Avec la Russie comme premier exportateur, les achats de blé coûtent annuellement 150 milliards FCFA à l’Etat du Cameroun. Comment réduire ses importations ?
Le directeur général de l’Institut de recherche agricole pour le développement (Irad), Noé Woin, vient de terminer une tournée de terrain dans la région de l’Adamaoua, dans la partie septentrionale du Cameroun. L’Irad y a mis en place des champs semenciers pour préparer la relance de la production du blé dans le pays.
Ces trois champs semenciers, qui s’étendent sur une superficie totale d’environ 50 hectares, sont situés dans les localités de Wakwa, Mbang-Mboum et Wassande, apprend-on. Ce dernier site abrite les reliques de la Société de développement du blé (Sodéblé), entreprise publique tombée en faillite en 1980, contraignant le Cameroun aux importations massives de blé, afin d’assurer la production locale de la farine.
« […] Nous pouvons indiquer que le mois de juillet est indiqué pour les semis de blé. Mais, comme il s’agit encore de la recherche, ce constat doit se répéter quatre à cinq fois avant la confirmation et la mise à disposition des semences aux producteurs. L’idéal voudrait que la maturité des graines coïncide avec la fraîcheur du climat, qui s’étend d’octobre à février dans l’Adamaoua », a expliqué Oumarou Palou à Cameroon Tribune, le quotidien à capitaux publics.
Le chef du centre de recherche de l’Irad de Wakwa commentait alors, devant son directeur général, l’évolution en plants des semences de blé mises en terre fin juillet 2022.
Au cours des prochains mois, les semences sorties des champs de l’Adamaoua devraient être multipliées, puis distribuées aux producteurs, afin de relancer la culture du blé dans le pays. Et ainsi réduire des importations en provenance notamment de la Russie.
En effet, ce pays européen est le premier fournisseur de blé au Cameroun. Selon les données de l’Institut national de la statistique, cette céréale représente à elle seule 65% des exportations russes vers le Cameroun.
Une subvention de 10 milliards FCFA
Par exemple, une étude du Bureau de mise à niveau des entreprises (BMN) chiffre à 860 000 tonnes les cargaisons de blé importées par le pays en 2020. « La Russie est le premier exportateur […] avec près de 300 000 tonnes, suivie par le Canada (144 000 tonnes), la France (117 000 tonnes) et les USA (54 000 tonnes) », énumère l’étude du BMN.
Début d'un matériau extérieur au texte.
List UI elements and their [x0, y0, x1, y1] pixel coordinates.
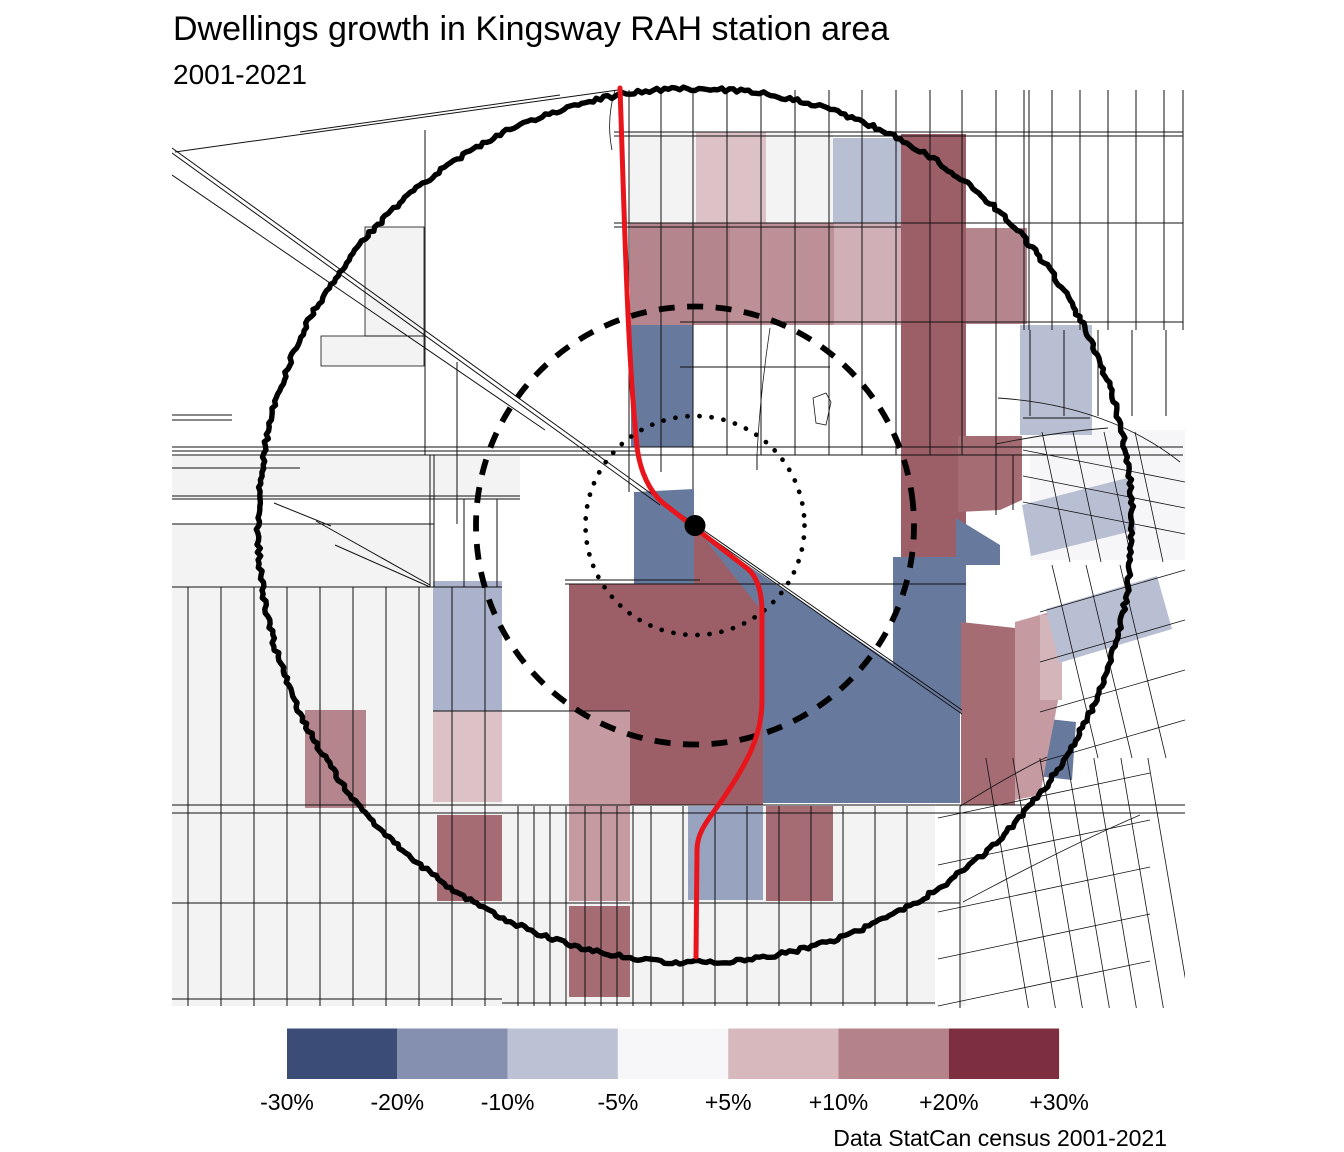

Afin de réduire cette dépendance aux importations qui creuse le déficit de la balance commerciale et induit l’expatriation d’environ 150 milliards FCFA chaque année, le gouvernement camerounais, à travers l’Irad, expérimente depuis quelques années des variétés de blé pouvant pousser dans le pays, avec des rendements probants, indique Investir au Cameroun. Ces expérimentations ont eu lieu dans les régions du Nord-Ouest et de l’Adamaoua. C’est dans cette dernière région que l’Irad a décidé de lancer les premiers champs semenciers. Certainement à la faveur des financements récemment mis à disposition par l’Etat.
En effet, après la publication en avril 2022 d’une note de conjoncture sur le blé, dans laquelle l’Irad invoquait le manque de moyens financiers pour le développement de la culture de cette céréale au Cameroun, le chef de l’Etat, Paul Biya, a instruit la mise à disposition d’une subvention spéciale d’un peu plus de 10 milliards FCFA.
« J’ai l’honneur de vous répercuter les très hautes instructions de monsieur le président de la République prescrivant d’octroyer, sur une période de 5 ans à l’Institut de recherche agricole pour le développement, une subvention d’un montant global de dix milliards trois cent millions (10 300 000 000), dédiée au développement de la production et de la transformation du blé au Cameroun », peut-on lire dans une lettre envoyée le 5 juillet 2022 au ministre des Finances, Louis Paul Motazé, par le secrétaire général de la présidence de la République, Ferdinand Ngoh Ngoh.